The Court clarified that its direction should not be interpreted as recognising an unrestricted or absolute Right to Be Forgotten. Instead, requests seeking protection from digital indexing must be evaluated on a case-by-case basis after balancing several relevant considerations, including the nature of the proceedings, the public interest involved, the passage of time, the status of the individual concerned, the continuing necessity of public access, and the likely impact on privacy and reputation. Relief would therefore depend upon the facts and circumstances of each individual case rather than being granted automatically.

An important aspect of the judgment is the distinction drawn between official court records and private search platforms. The Court did not direct deletion of judicial records from the official court repository nor did it question the principle that court judgments ordinarily remain public documents. Instead, the direction focused specifically on restricting name-based indexing by a privately operated legal database where continued digital accessibility disproportionately affected the petitioner's privacy interests.

The ruling reflects the growing judicial recognition that technological innovation has transformed the practical operation of the open justice principle.
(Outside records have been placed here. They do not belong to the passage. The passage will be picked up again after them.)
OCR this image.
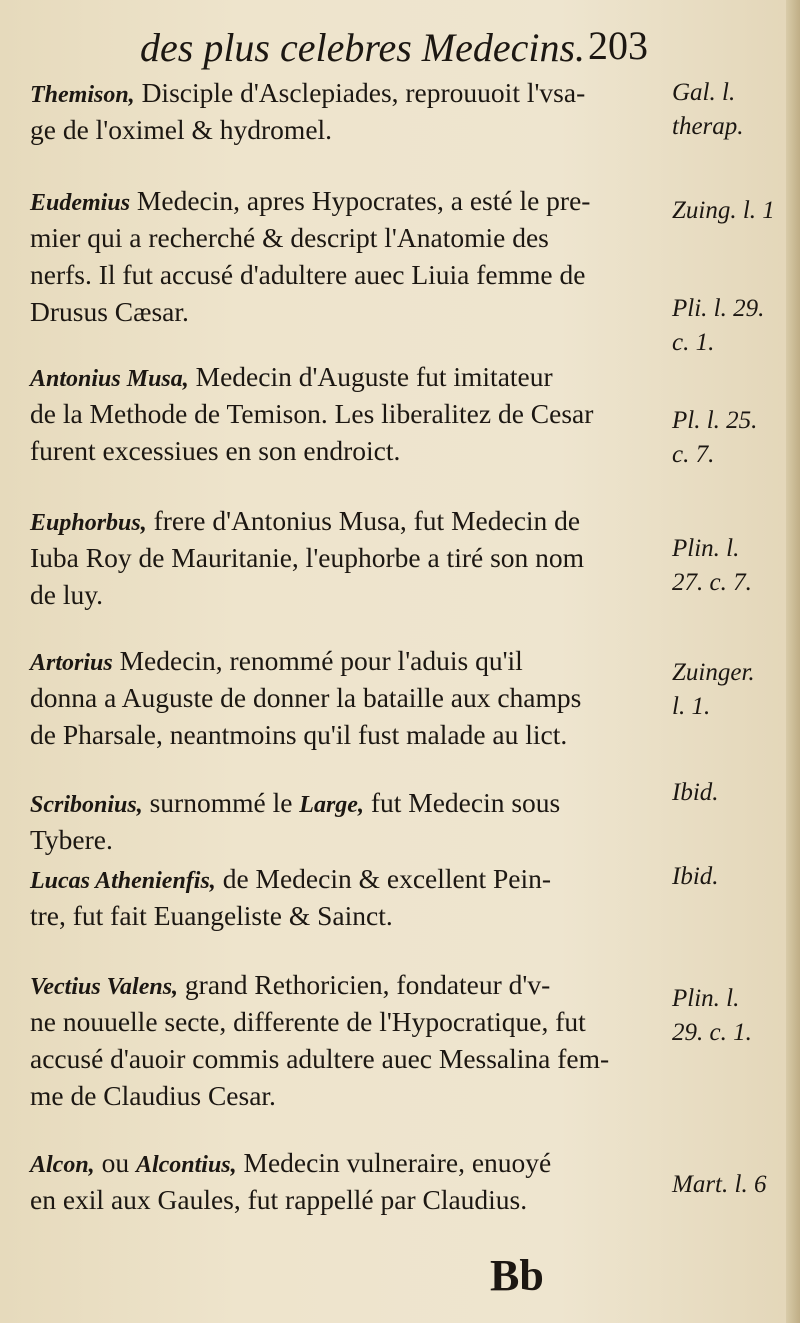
des plus celebres Medecins. 203
Themison, Disciple d'Asclepiades, reprouuoit l'vsa-
ge de l'oximel & hydromel.
Eudemius Medecin, apres Hypocrates, a esté le pre-
mier qui a recherché & descript l'Anatomie des
nerfs. Il fut accusé d'adultere auec Liuia femme de
Drusus Cæsar.
Antonius Musa, Medecin d'Auguste fut imitateur
de la Methode de Temison. Les liberalitez de Cesar
furent excessiues en son endroict.
Euphorbus, frere d'Antonius Musa, fut Medecin de
Iuba Roy de Mauritanie, l'euphorbe a tiré son nom
de luy.
Artorius Medecin, renommé pour l'aduis qu'il
donna a Auguste de donner la bataille aux champs
de Pharsale, neantmoins qu'il fust malade au lict.
Scribonius, surnommé le Large, fut Medecin sous
Tybere.
Lucas Athenienfis, de Medecin & excellent Pein-
tre, fut fait Euangeliste & Sainct.
Vectius Valens, grand Rethoricien, fondateur d'v-
ne nouuelle secte, differente de l'Hypocratique, fut
accusé d'auoir commis adultere auec Messalina fem-
me de Claudius Cesar.
Alcon, ou Alcontius, Medecin vulneraire, enuoyé
en exil aux Gaules, fut rappellé par Claudius.
Gal. l.
therap.
Zuing. l. 1
Pli. l. 29.
c. 1.
Pl. l. 25.
c. 7.
Plin. l.
27. c. 7.
Zuinger.
l. 1.
Ibid.
Ibid.
Plin. l.
29. c. 1.
Mart. l. 6
Bb
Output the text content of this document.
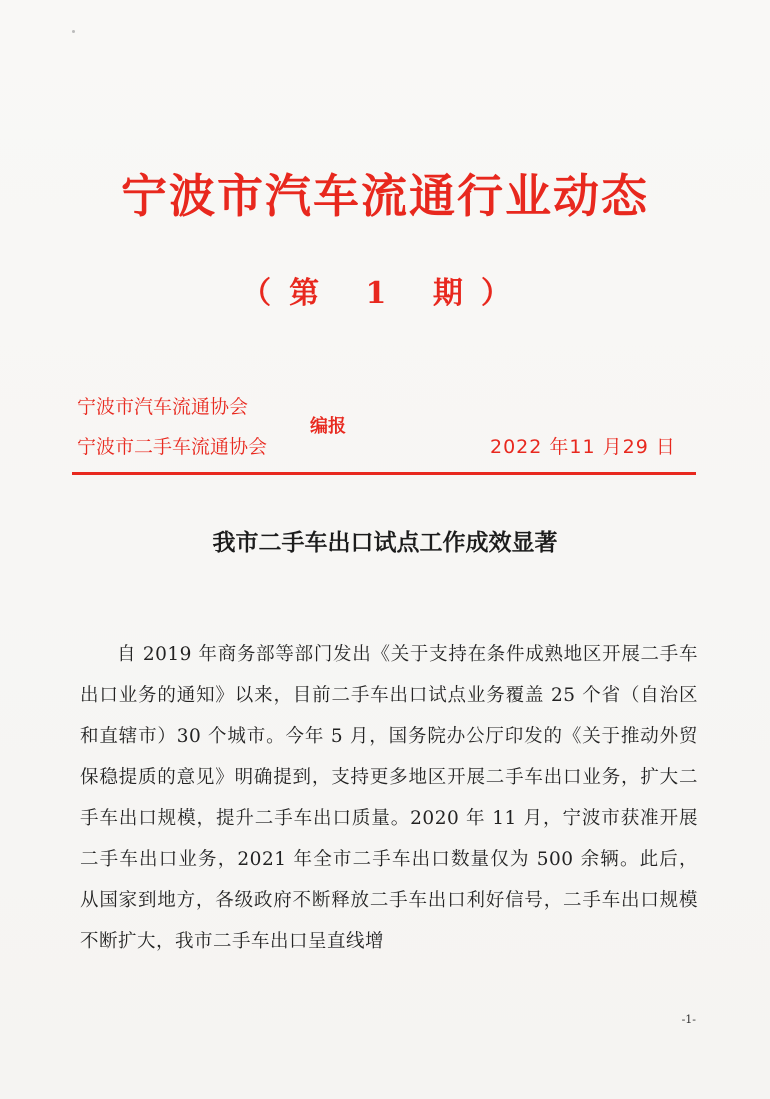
宁波市汽车流通行业动态
（第 1 期）
宁波市汽车流通协会
宁波市二手车流通协会
编报
2022 年11 月29 日
我市二手车出口试点工作成效显著
自 2019 年商务部等部门发出《关于支持在条件成熟地区开展二手车出口业务的通知》以来，目前二手车出口试点业务覆盖 25 个省（自治区和直辖市）30 个城市。今年 5 月，国务院办公厅印发的《关于推动外贸保稳提质的意见》明确提到，支持更多地区开展二手车出口业务，扩大二手车出口规模，提升二手车出口质量。2020 年 11 月，宁波市获准开展二手车出口业务，2021 年全市二手车出口数量仅为 500 余辆。此后，从国家到地方，各级政府不断释放二手车出口利好信号，二手车出口规模不断扩大，我市二手车出口呈直线增
-1-
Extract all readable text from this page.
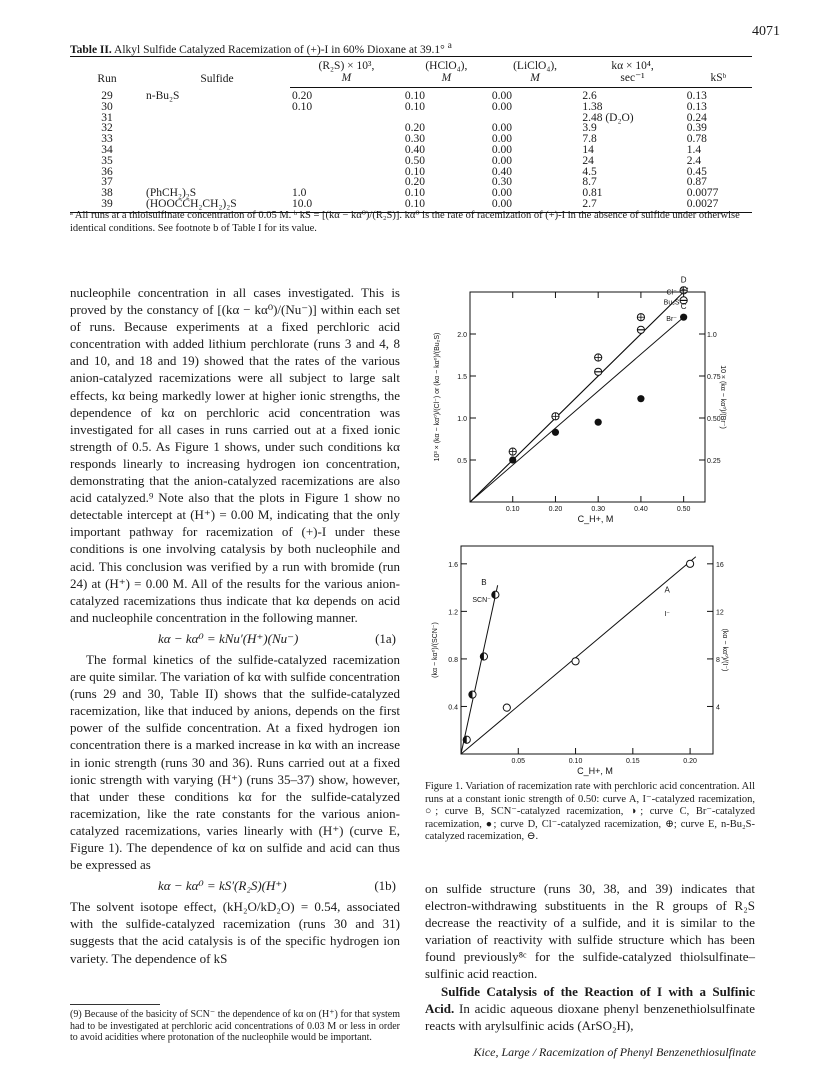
4071
Table II. Alkyl Sulfide Catalyzed Racemization of (+)-I in 60% Dioxane at 39.1° $^a$
Run	Sulfide	(R₂S) × 10³,	(HClO₄),	(LiClO₄),	kα × 10⁴,	
		M	M	M	sec⁻¹	kSᵇ
29	n-Bu₂S	0.20	0.10	0.00	2.6	0.13
30		0.10	0.10	0.00	1.38	0.13
31					2.48 (D₂O)	0.24
32			0.20	0.00	3.9	0.39
33			0.30	0.00	7.8	0.78
34			0.40	0.00	14	1.4
35			0.50	0.00	24	2.4
36			0.10	0.40	4.5	0.45
37			0.20	0.30	8.7	0.87
38	(PhCH₂)₂S	1.0	0.10	0.00	0.81	0.0077
39	(HOOCCH₂CH₂)₂S	10.0	0.10	0.00	2.7	0.0027
ᵃ All runs at a thiolsulfinate concentration of 0.05 M. ᵇ kS = [(kα − kα⁰)/(R₂S)]. kα⁰ is the rate of racemization of (+)-I in the absence of sulfide under otherwise identical conditions. See footnote b of Table I for its value.

nucleophile concentration in all cases investigated. This is proved by the constancy of [(kα − kα⁰)/(Nu⁻)] within each set of runs. Because experiments at a fixed perchloric acid concentration with added lithium perchlorate (runs 3 and 4, 8 and 10, and 18 and 19) showed that the rates of the various anion-catalyzed racemizations were all subject to large salt effects, kα being markedly lower at higher ionic strengths, the dependence of kα on perchloric acid concentration was investigated for all cases in runs carried out at a fixed ionic strength of 0.5. As Figure 1 shows, under such conditions kα responds linearly to increasing hydrogen ion concentration, demonstrating that the anion-catalyzed racemizations are also acid catalyzed.⁹ Note also that the plots in Figure 1 show no detectable intercept at (H⁺) = 0.00 M, indicating that the only important pathway for racemization of (+)-I under these conditions is one involving catalysis by both nucleophile and acid. This conclusion was verified by a run with bromide (run 24) at (H⁺) = 0.00 M. All of the results for the various anion-catalyzed racemizations thus indicate that kα depends on acid and nucleophile concentration in the following manner.

kα − kα⁰ = kNu′(H⁺)(Nu⁻)	(1a)

The formal kinetics of the sulfide-catalyzed racemization are quite similar. The variation of kα with sulfide concentration (runs 29 and 30, Table II) shows that the sulfide-catalyzed racemization, like that induced by anions, depends on the first power of the sulfide concentration. At a fixed hydrogen ion concentration there is a marked increase in kα with an increase in ionic strength (runs 30 and 36). Runs carried out at a fixed ionic strength with varying (H⁺) (runs 35–37) show, however, that under these conditions kα for the sulfide-catalyzed racemization, like the rate constants for the various anion-catalyzed racemizations, varies linearly with (H⁺) (curve E, Figure 1). The dependence of kα on sulfide and acid can thus be expressed as

kα − kα⁰ = kS′(R₂S)(H⁺)	(1b)

The solvent isotope effect, (kH₂O/kD₂O) = 0.54, associated with the sulfide-catalyzed racemization (runs 30 and 31) suggests that the acid catalysis is of the specific hydrogen ion variety. The dependence of kS

(9) Because of the basicity of SCN⁻ the dependence of kα on (H⁺) for that system had to be investigated at perchloric acid concentrations of 0.03 M or less in order to avoid acidities where protonation of the nucleophile would be important.
0.10	0.20	0.30	0.40	0.50
0.5
1.0
1.5
2.0
0.25
0.50
0.75
1.0
C_H+, M
10³ × (kα − kα⁰)/(Cl⁻) or (kα − kα⁰)/(Bu₂S)	10 × (kα − kα⁰)/(Br⁻)
D
Cl⁻ E
Bu₂S C
Br⁻
0.05	0.10	0.15	0.20
0.4
0.8
1.2
1.6
4
8
12
16
C_H+, M
(kα − kα⁰)/(SCN⁻)	(kα − kα⁰)/(I⁻)
B
SCN⁻
A
I⁻
Figure 1. Variation of racemization rate with perchloric acid concentration. All runs at a constant ionic strength of 0.50: curve A, I⁻-catalyzed racemization, ○; curve B, SCN⁻-catalyzed racemization, ◑; curve C, Br⁻-catalyzed racemization, ●; curve D, Cl⁻-catalyzed racemization, ⊕; curve E, n-Bu₂S-catalyzed racemization, ⊖.

on sulfide structure (runs 30, 38, and 39) indicates that electron-withdrawing substituents in the R groups of R₂S decrease the reactivity of a sulfide, and it is similar to the variation of reactivity with sulfide structure which has been found previously⁸ᶜ for the sulfide-catalyzed thiolsulfinate–sulfinic acid reaction.

Sulfide Catalysis of the Reaction of I with a Sulfinic Acid. In acidic aqueous dioxane phenyl benzenethiolsulfinate reacts with arylsulfinic acids (ArSO₂H),

Kice, Large / Racemization of Phenyl Benzenethiosulfinate
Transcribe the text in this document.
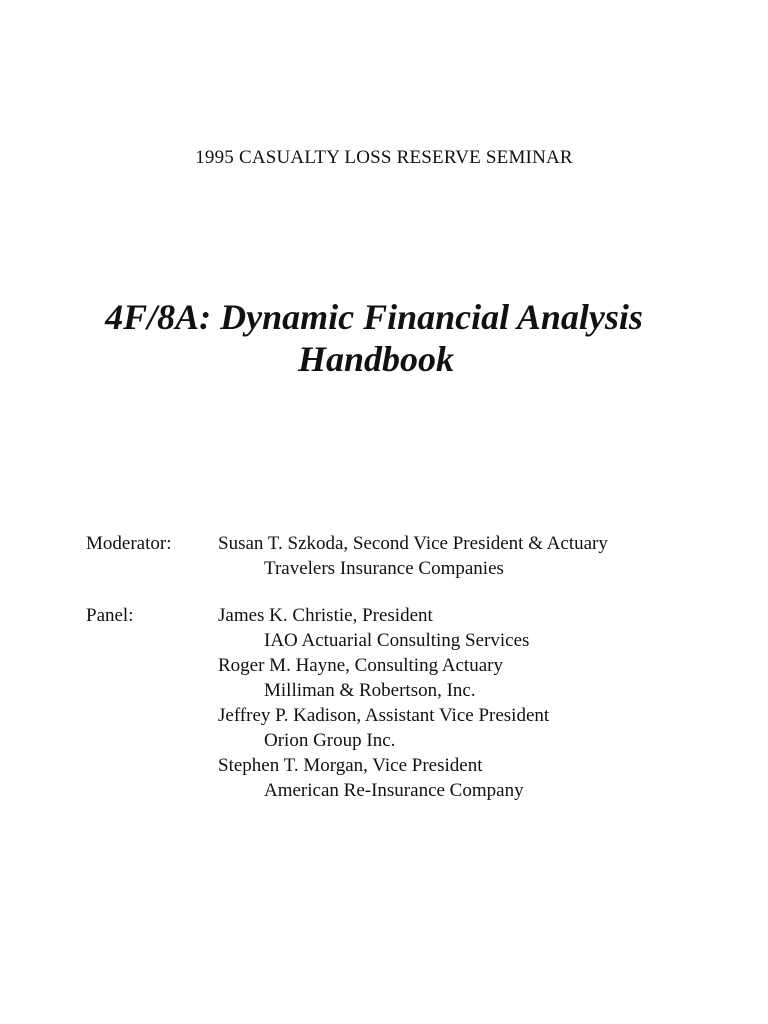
1995 CASUALTY LOSS RESERVE SEMINAR
4F/8A: Dynamic Financial Analysis
Handbook
Moderator: Susan T. Szkoda, Second Vice President & Actuary
Travelers Insurance Companies
Panel:	James K. Christie, President
IAO Actuarial Consulting Services
Roger M. Hayne, Consulting Actuary
Milliman & Robertson, Inc.
Jeffrey P. Kadison, Assistant Vice President
Orion Group Inc.
Stephen T. Morgan, Vice President
American Re-Insurance Company
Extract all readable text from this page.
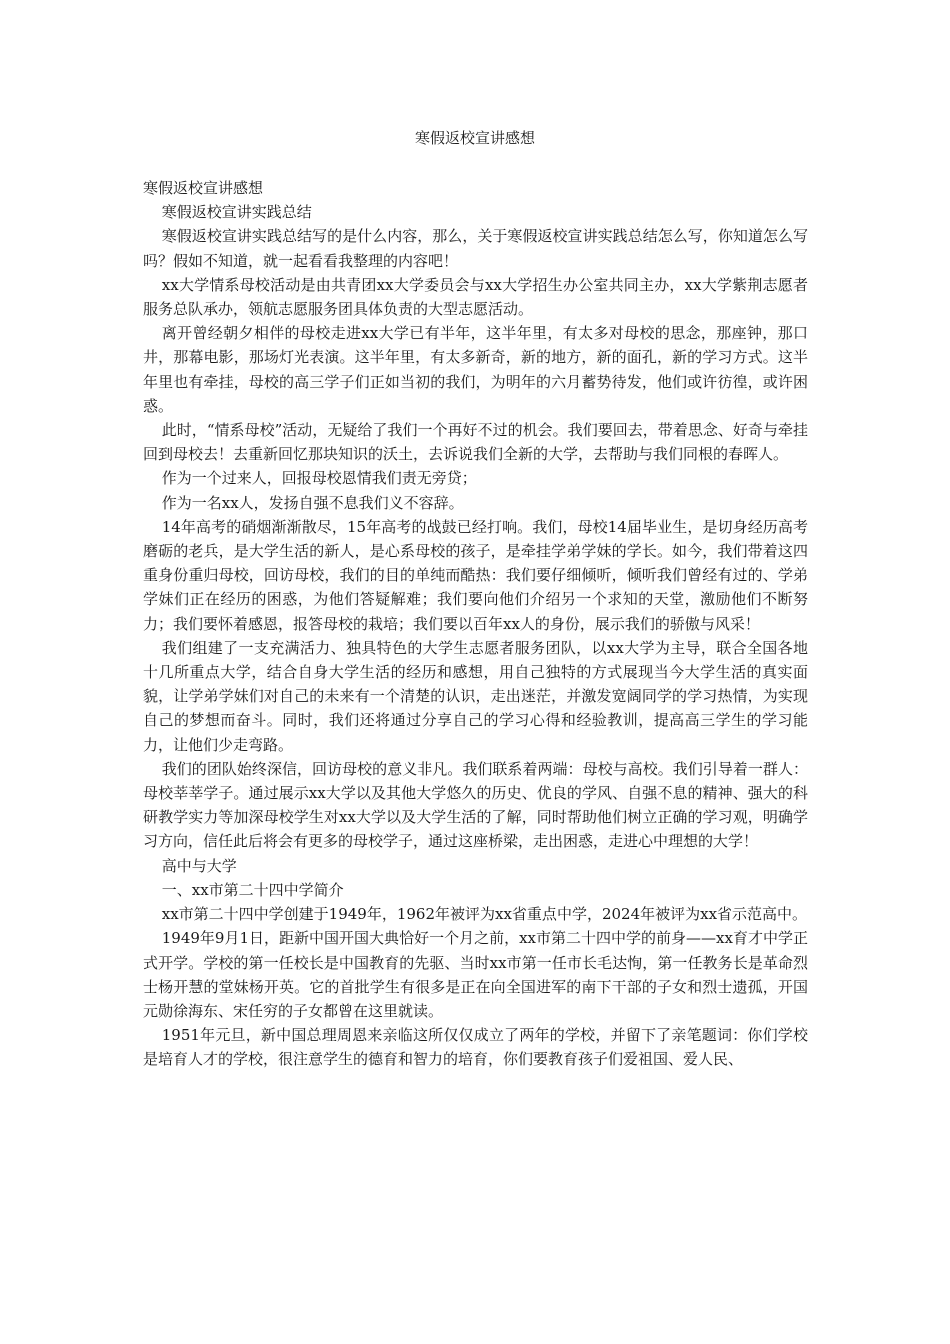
寒假返校宣讲感想

寒假返校宣讲感想

寒假返校宣讲实践总结

寒假返校宣讲实践总结写的是什么内容，那么，关于寒假返校宣讲实践总结怎么写，你知道怎么写吗？假如不知道，就一起看看我整理的内容吧！

xx大学情系母校活动是由共青团xx大学委员会与xx大学招生办公室共同主办，xx大学紫荆志愿者服务总队承办，领航志愿服务团具体负责的大型志愿活动。

离开曾经朝夕相伴的母校走进xx大学已有半年，这半年里，有太多对母校的思念，那座钟，那口井，那幕电影，那场灯光表演。这半年里，有太多新奇，新的地方，新的面孔，新的学习方式。这半年里也有牵挂，母校的高三学子们正如当初的我们，为明年的六月蓄势待发，他们或许彷徨，或许困惑。

此时，“情系母校”活动，无疑给了我们一个再好不过的机会。我们要回去，带着思念、好奇与牵挂回到母校去！去重新回忆那块知识的沃土，去诉说我们全新的大学，去帮助与我们同根的春晖人。

作为一个过来人，回报母校恩情我们责无旁贷；

作为一名xx人，发扬自强不息我们义不容辞。

14年高考的硝烟渐渐散尽，15年高考的战鼓已经打响。我们，母校14届毕业生，是切身经历高考磨砺的老兵，是大学生活的新人，是心系母校的孩子，是牵挂学弟学妹的学长。如今，我们带着这四重身份重归母校，回访母校，我们的目的单纯而酷热：我们要仔细倾听，倾听我们曾经有过的、学弟学妹们正在经历的困惑，为他们答疑解难；我们要向他们介绍另一个求知的天堂，激励他们不断努力；我们要怀着感恩，报答母校的栽培；我们要以百年xx人的身份，展示我们的骄傲与风采！

我们组建了一支充满活力、独具特色的大学生志愿者服务团队，以xx大学为主导，联合全国各地十几所重点大学，结合自身大学生活的经历和感想，用自己独特的方式展现当今大学生活的真实面貌，让学弟学妹们对自己的未来有一个清楚的认识，走出迷茫，并激发宽阔同学的学习热情，为实现自己的梦想而奋斗。同时，我们还将通过分享自己的学习心得和经验教训，提高高三学生的学习能力，让他们少走弯路。

我们的团队始终深信，回访母校的意义非凡。我们联系着两端：母校与高校。我们引导着一群人：母校莘莘学子。通过展示xx大学以及其他大学悠久的历史、优良的学风、自强不息的精神、强大的科研教学实力等加深母校学生对xx大学以及大学生活的了解，同时帮助他们树立正确的学习观，明确学习方向，信任此后将会有更多的母校学子，通过这座桥梁，走出困惑，走进心中理想的大学！

高中与大学

一、xx市第二十四中学简介

xx市第二十四中学创建于1949年，1962年被评为xx省重点中学，2024年被评为xx省示范高中。

1949年9月1日，距新中国开国大典恰好一个月之前，xx市第二十四中学的前身——xx育才中学正式开学。学校的第一任校长是中国教育的先驱、当时xx市第一任市长毛达恂，第一任教务长是革命烈士杨开慧的堂妹杨开英。它的首批学生有很多是正在向全国进军的南下干部的子女和烈士遗孤，开国元勋徐海东、宋任穷的子女都曾在这里就读。

1951年元旦，新中国总理周恩来亲临这所仅仅成立了两年的学校，并留下了亲笔题词：你们学校是培育人才的学校，很注意学生的德育和智力的培育，你们要教育孩子们爱祖国、爱人民、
Although judicial transparency remains indispensable in a democratic society, courts increasingly acknowledge that permanent online availability of personal information through sophisticated search technologies may create consequences that were never contemplated when traditional rules regarding public court records evolved. Constitutional adjudication therefore requires balancing transparency with evolving expectations of informational privacy.

The judgment is likely to have wider implications for legal research platforms, search engines, digital archives, and online databases that host judicial records. It indicates that courts may, in appropriate cases, require such intermediaries to adopt measures that reduce unnecessary harm without undermining public access to legal information. The decision also contributes to the developing jurisprudence surrounding India's proposed data protection framework and the evolving recognition of digital privacy rights.

From a constitutional perspective, the decision strengthens the principle that fundamental rights must evolve alongside technological change. As digital platforms make information permanently searchable and globally accessible, courts are increasingly required to reconcile traditional doctrines of open justice with contemporary concerns relating to dignity, reputation, autonomy, and informational self-determination. The judgment demonstrates that neither transparency nor privacy enjoys absolute priority; instead, both constitutional values must be harmonised through carefully tailored judicial remedies.

In conclusion, the Delhi High Court directed Indian Kanoon to disable name-based search functionality for the petitioner's court records, holding that such limited relief appropriately balances the constitutional principles of open justice and the Right to Privacy. The Court clarified that judicial records would remain publicly available through other lawful methods of access, while recognising that unrestricted name-based digital indexing may, in appropriate circumstances, unjustifiably interfere with an individual's dignity and reputation. The decision marks another significant step in the evolution of India's jurisprudence on the Right to Be Forgotten, reflecting the judiciary's effort to adapt constitutional protections to the realities of the digital age.